Di industri asuransi jiwa, misalnya, pendapatan preminya cuma tumbuh tipis 2% hingga kuartal ketiga ini. Begitu pula dengan pertumbuhan sektor pembiayaan yang melambat menjadi hanya 5% atau jauh dari target pelaku industri yang sekitar 10%. Lini bisnis pembiayaan alat berat menjadi beban terberat pelaku industri.
"Untuk pembiayaan memang melambat kemungkinan karena penurunan permintaan kredit kendaraan bermotor akibat aturan LTV. Sementara dana pensiun harus bersaing dengan BPJS Tenaga kerja dan menunggu revisi regulasi soal pungutannya," ujarnya.
Namun sektor pembiayaan disebutnya sudah diberikan kelonggaran dengan menggarap produk yang lebih variatif. Mulai dari penyaluran modal kerja hingga produk keuangan seperti reksadana. Perbankan juga membutuhkan pembiayaan untuk berkerjasama dalam menyalurkan kredit. Sehingga diharapkan bank bisa kembangkan branchless banking.

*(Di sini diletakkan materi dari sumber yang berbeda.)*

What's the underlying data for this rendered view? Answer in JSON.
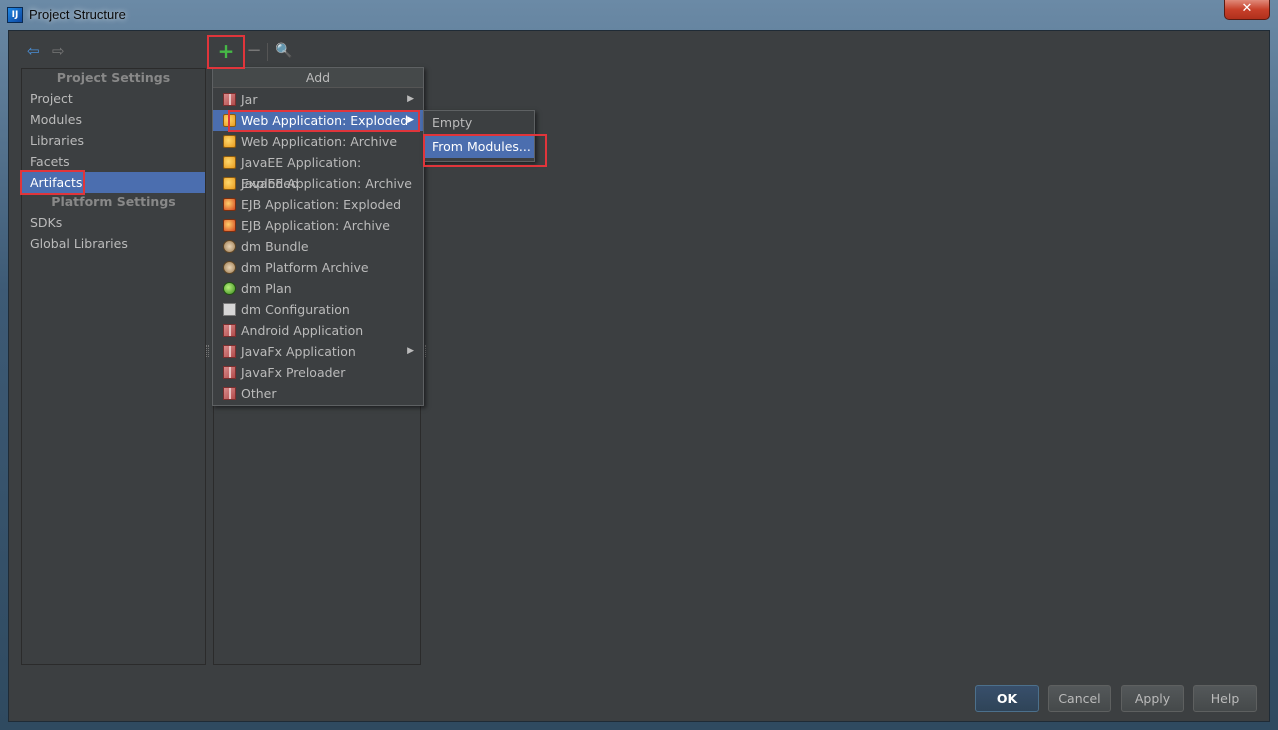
{
  "window": {
    "title": "Project Structure",
    "close_glyph": "✕",
    "icon_text": "IJ"
  },
  "toolbar": {
    "back_glyph": "⇦",
    "forward_glyph": "⇨",
    "add_glyph": "+",
    "remove_glyph": "−",
    "search_glyph": "🔍"
  },
  "left_panel": {
    "project_settings_title": "Project Settings",
    "project_items": [
      "Project",
      "Modules",
      "Libraries",
      "Facets",
      "Artifacts"
    ],
    "platform_settings_title": "Platform Settings",
    "platform_items": [
      "SDKs",
      "Global Libraries"
    ],
    "selected": "Artifacts"
  },
  "add_menu": {
    "title": "Add",
    "items": [
      {
        "label": "Jar",
        "icon": "box-icon",
        "submenu": true
      },
      {
        "label": "Web Application: Exploded",
        "icon": "web-app-icon",
        "submenu": true,
        "selected": true
      },
      {
        "label": "Web Application: Archive",
        "icon": "web-app-icon"
      },
      {
        "label": "JavaEE Application: Exploded",
        "icon": "javaee-icon"
      },
      {
        "label": "JavaEE Application: Archive",
        "icon": "javaee-icon"
      },
      {
        "label": "EJB Application: Exploded",
        "icon": "ejb-icon"
      },
      {
        "label": "EJB Application: Archive",
        "icon": "ejb-icon"
      },
      {
        "label": "dm Bundle",
        "icon": "dm-bundle-icon"
      },
      {
        "label": "dm Platform Archive",
        "icon": "dm-archive-icon"
      },
      {
        "label": "dm Plan",
        "icon": "globe-icon"
      },
      {
        "label": "dm Configuration",
        "icon": "document-icon"
      },
      {
        "label": "Android Application",
        "icon": "box-icon"
      },
      {
        "label": "JavaFx Application",
        "icon": "box-icon",
        "submenu": true
      },
      {
        "label": "JavaFx Preloader",
        "icon": "box-icon"
      },
      {
        "label": "Other",
        "icon": "box-icon"
      }
    ]
  },
  "submenu": {
    "items": [
      {
        "label": "Empty"
      },
      {
        "label": "From Modules...",
        "selected": true
      }
    ]
  },
  "buttons": {
    "ok": "OK",
    "cancel": "Cancel",
    "apply": "Apply",
    "help": "Help"
  },
  "colors": {
    "selection": "#4b6eaf",
    "highlight_border": "#e0353b",
    "background": "#3c3f41",
    "add_green": "#46b946"
  }
}
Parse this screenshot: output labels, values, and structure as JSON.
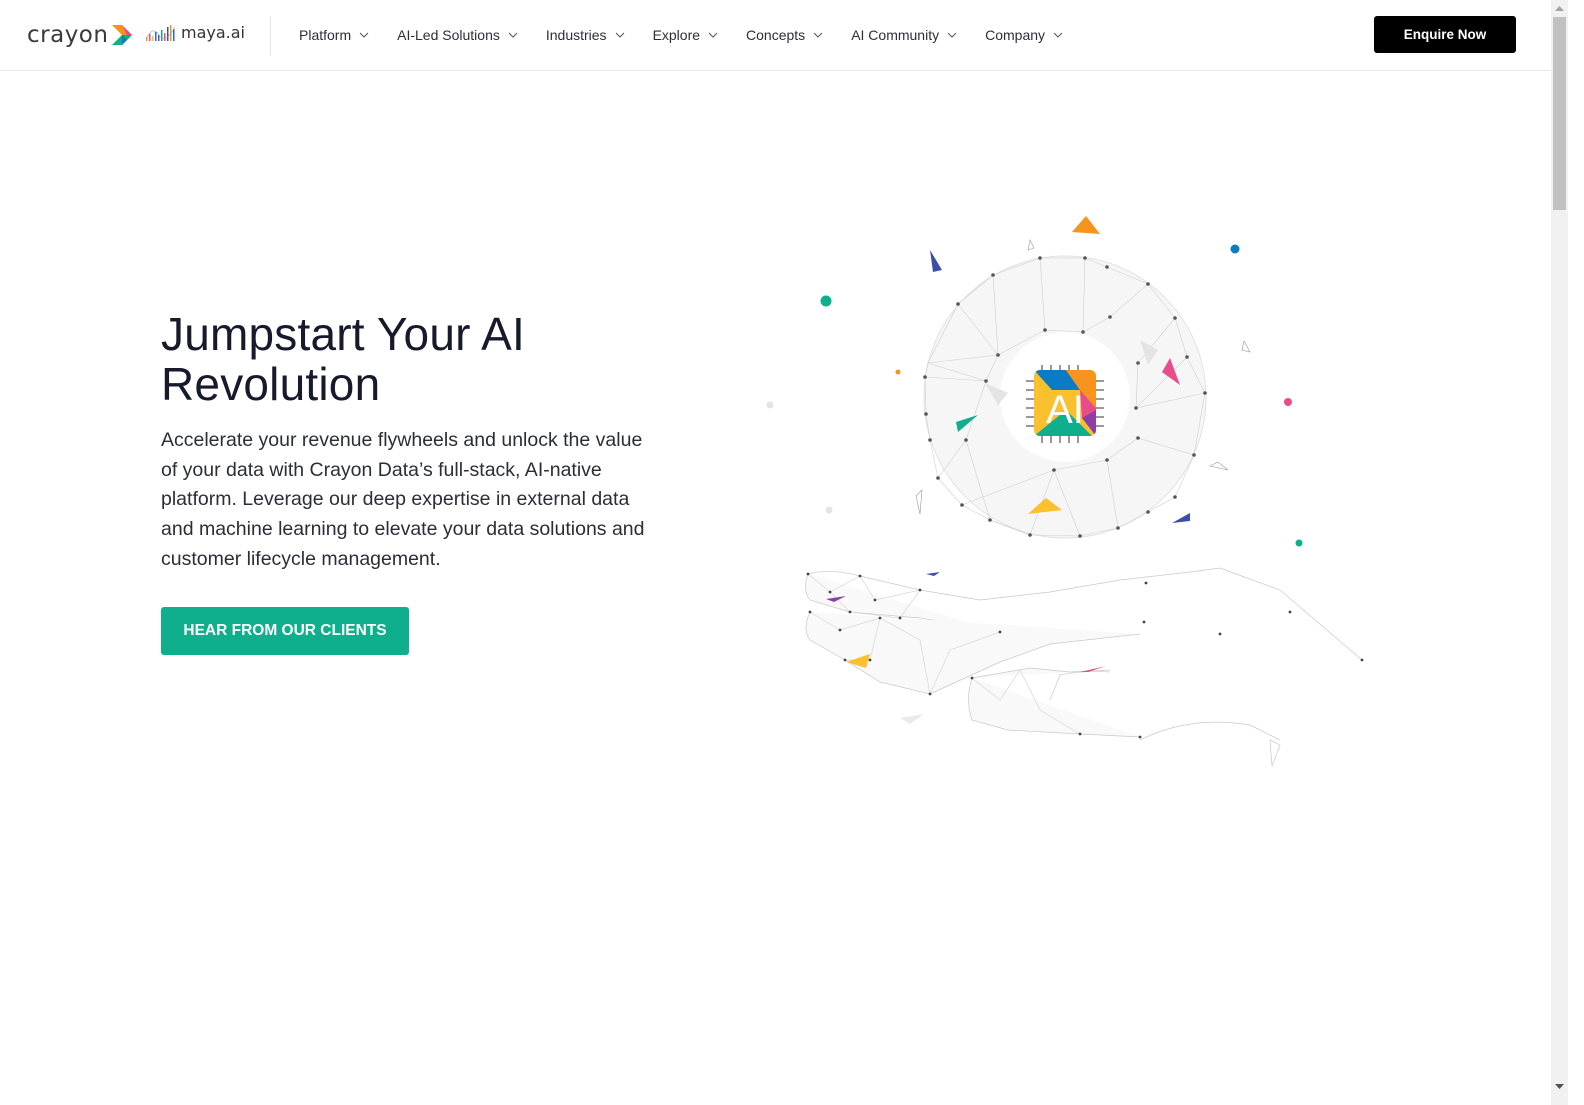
{
  "header": {
    "logo_primary": "crayon",
    "logo_secondary": "maya.ai",
    "nav": [
      {
        "label": "Platform",
        "icon": "chevron-down-icon"
      },
      {
        "label": "AI-Led Solutions",
        "icon": "chevron-down-icon"
      },
      {
        "label": "Industries",
        "icon": "chevron-down-icon"
      },
      {
        "label": "Explore",
        "icon": "chevron-down-icon"
      },
      {
        "label": "Concepts",
        "icon": "chevron-down-icon"
      },
      {
        "label": "AI Community",
        "icon": "chevron-down-icon"
      },
      {
        "label": "Company",
        "icon": "chevron-down-icon"
      }
    ],
    "cta_label": "Enquire Now"
  },
  "hero": {
    "title": "Jumpstart Your AI Revolution",
    "description": "Accelerate your revenue flywheels and unlock the value of your data with Crayon Data’s full-stack, AI-native platform. Leverage our deep expertise in external data and machine learning to elevate your data solutions and customer lifecycle management.",
    "cta_label": "HEAR FROM OUR CLIENTS",
    "illustration": {
      "chip_label": "AI",
      "description": "low-poly hand holding a mesh sphere with an AI chip"
    }
  },
  "colors": {
    "accent_green": "#0fae8c",
    "button_black": "#000000",
    "title_text": "#161a2b",
    "brand_orange": "#f7941d",
    "brand_blue": "#0a7bc4",
    "brand_pink": "#e84c89",
    "brand_yellow": "#fbc02d",
    "brand_purple": "#8e3fa5",
    "brand_indigo": "#3b4fa8"
  }
}
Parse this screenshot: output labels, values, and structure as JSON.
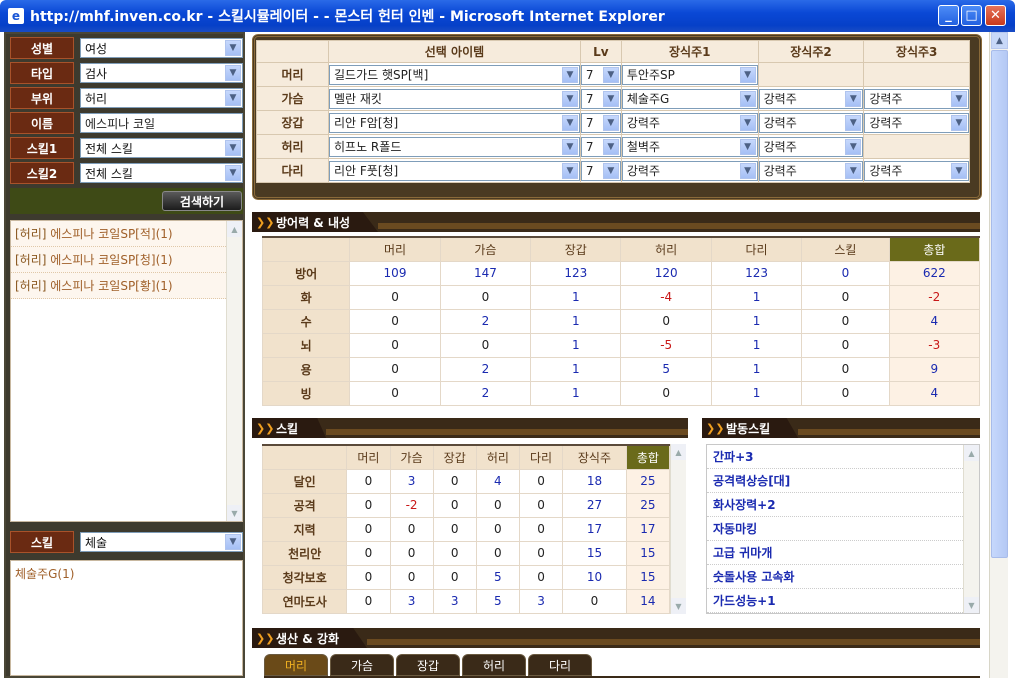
{
  "window": {
    "title": "http://mhf.inven.co.kr - 스킬시뮬레이터 - - 몬스터 헌터 인벤 - Microsoft Internet Explorer",
    "minimize": "_",
    "maximize": "□",
    "close": "✕"
  },
  "filters": {
    "gender": {
      "label": "성별",
      "value": "여성"
    },
    "type": {
      "label": "타입",
      "value": "검사"
    },
    "part": {
      "label": "부위",
      "value": "허리"
    },
    "name": {
      "label": "이름",
      "value": "에스피나 코일"
    },
    "skill1": {
      "label": "스킬1",
      "value": "전체 스킬"
    },
    "skill2": {
      "label": "스킬2",
      "value": "전체 스킬"
    },
    "search_button": "검색하기"
  },
  "search_results": [
    {
      "tag": "[허리]",
      "text": " 에스피나 코일SP[적](1)"
    },
    {
      "tag": "[허리]",
      "text": " 에스피나 코일SP[청](1)"
    },
    {
      "tag": "[허리]",
      "text": " 에스피나 코일SP[황](1)"
    }
  ],
  "skill_filter": {
    "label": "스킬",
    "value": "체술"
  },
  "jewel_results": [
    "체술주G(1)"
  ],
  "equipment": {
    "headers": [
      "",
      "선택 아이템",
      "Lv",
      "장식주1",
      "장식주2",
      "장식주3"
    ],
    "rows": [
      {
        "slot": "머리",
        "item": "길드가드 햇SP[백]",
        "lv": "7",
        "j1": "투안주SP",
        "j2": "",
        "j3": ""
      },
      {
        "slot": "가슴",
        "item": "멜란 재킷",
        "lv": "7",
        "j1": "체술주G",
        "j2": "강력주",
        "j3": "강력주"
      },
      {
        "slot": "장갑",
        "item": "리안 F암[청]",
        "lv": "7",
        "j1": "강력주",
        "j2": "강력주",
        "j3": "강력주"
      },
      {
        "slot": "허리",
        "item": "히프노 R폴드",
        "lv": "7",
        "j1": "철벽주",
        "j2": "강력주",
        "j3": ""
      },
      {
        "slot": "다리",
        "item": "리안 F풋[청]",
        "lv": "7",
        "j1": "강력주",
        "j2": "강력주",
        "j3": "강력주"
      }
    ]
  },
  "defense": {
    "title": "방어력 & 내성",
    "headers": [
      "",
      "머리",
      "가슴",
      "장갑",
      "허리",
      "다리",
      "스킬",
      "총합"
    ],
    "rows": [
      {
        "label": "방어",
        "values": [
          109,
          147,
          123,
          120,
          123,
          0,
          622
        ]
      },
      {
        "label": "화",
        "values": [
          0,
          0,
          1,
          -4,
          1,
          0,
          -2
        ]
      },
      {
        "label": "수",
        "values": [
          0,
          2,
          1,
          0,
          1,
          0,
          4
        ]
      },
      {
        "label": "뇌",
        "values": [
          0,
          0,
          1,
          -5,
          1,
          0,
          -3
        ]
      },
      {
        "label": "용",
        "values": [
          0,
          2,
          1,
          5,
          1,
          0,
          9
        ]
      },
      {
        "label": "빙",
        "values": [
          0,
          2,
          1,
          0,
          1,
          0,
          4
        ]
      }
    ]
  },
  "skills": {
    "title": "스킬",
    "headers": [
      "",
      "머리",
      "가슴",
      "장갑",
      "허리",
      "다리",
      "장식주",
      "총합"
    ],
    "rows": [
      {
        "label": "달인",
        "values": [
          0,
          3,
          0,
          4,
          0,
          18,
          25
        ]
      },
      {
        "label": "공격",
        "values": [
          0,
          -2,
          0,
          0,
          0,
          27,
          25
        ]
      },
      {
        "label": "지력",
        "values": [
          0,
          0,
          0,
          0,
          0,
          17,
          17
        ]
      },
      {
        "label": "천리안",
        "values": [
          0,
          0,
          0,
          0,
          0,
          15,
          15
        ]
      },
      {
        "label": "청각보호",
        "values": [
          0,
          0,
          0,
          5,
          0,
          10,
          15
        ]
      },
      {
        "label": "연마도사",
        "values": [
          0,
          3,
          3,
          5,
          3,
          0,
          14
        ]
      }
    ]
  },
  "active_skills": {
    "title": "발동스킬",
    "items": [
      "간파+3",
      "공격력상승[대]",
      "화사장력+2",
      "자동마킹",
      "고급 귀마개",
      "숫돌사용 고속화",
      "가드성능+1"
    ]
  },
  "production": {
    "title": "생산 & 강화",
    "tabs": [
      "머리",
      "가슴",
      "장갑",
      "허리",
      "다리"
    ]
  },
  "colors": {
    "negative": "#c81818",
    "positive": "#1a2ab0",
    "total_header": "#6a6a1a"
  }
}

"Produknya sudah lebih variatif. Tantangannya ada di permodalan. Sebaiknya mereka bisa kombinasikan sumber kredit perbankan dan obligasi. Saat ini memang mereka masih andalkan kredit luar negeri karena lebih murah. Tidak apa asalkan ada lindung nilai," jelas Firdaus.
Sementara untuk asuransi umum masih membukukan pertumbuhan premi sekitar 14,8% pada kuartal ketiga ini. Industri keuangan non bank menghadapi tahun yang berat di sepanjang tahun ini, terutama bagi industri pembiayaan, dan asuransi yang umumnya dominan menggerakkan pertumbuhan.
Di industri pembiayaan terganjal dengan perlambatan permintaan pembiayaan otomotif dan produksi otomotif. Belum lagi aturan pembatasan uang muka atau LTV. Padahal, lini usaha pembiayaan otomotif yang dikategorikan sebagai pembiayaaan konsumen mendominasi bisnis industri pembiayaan sekitar 65%.
Regulator akan memperbolehkan industri multifinance menyalurkan pembiayaan multiguna kepada debitur sebagai bagian dari memperluas kegiatan usaha. Contoh pembiayaan multiguna tersebut antara lain pembiayaan untuk sekolah atau keperluan ibadah haji. Pengaturan mengenai pembiayaan multiguna tersebut disiapkan dalam peraturan baru yang merupakan revisi dari PMK No 84/2006 tentang Perusahaan Pembiayaan.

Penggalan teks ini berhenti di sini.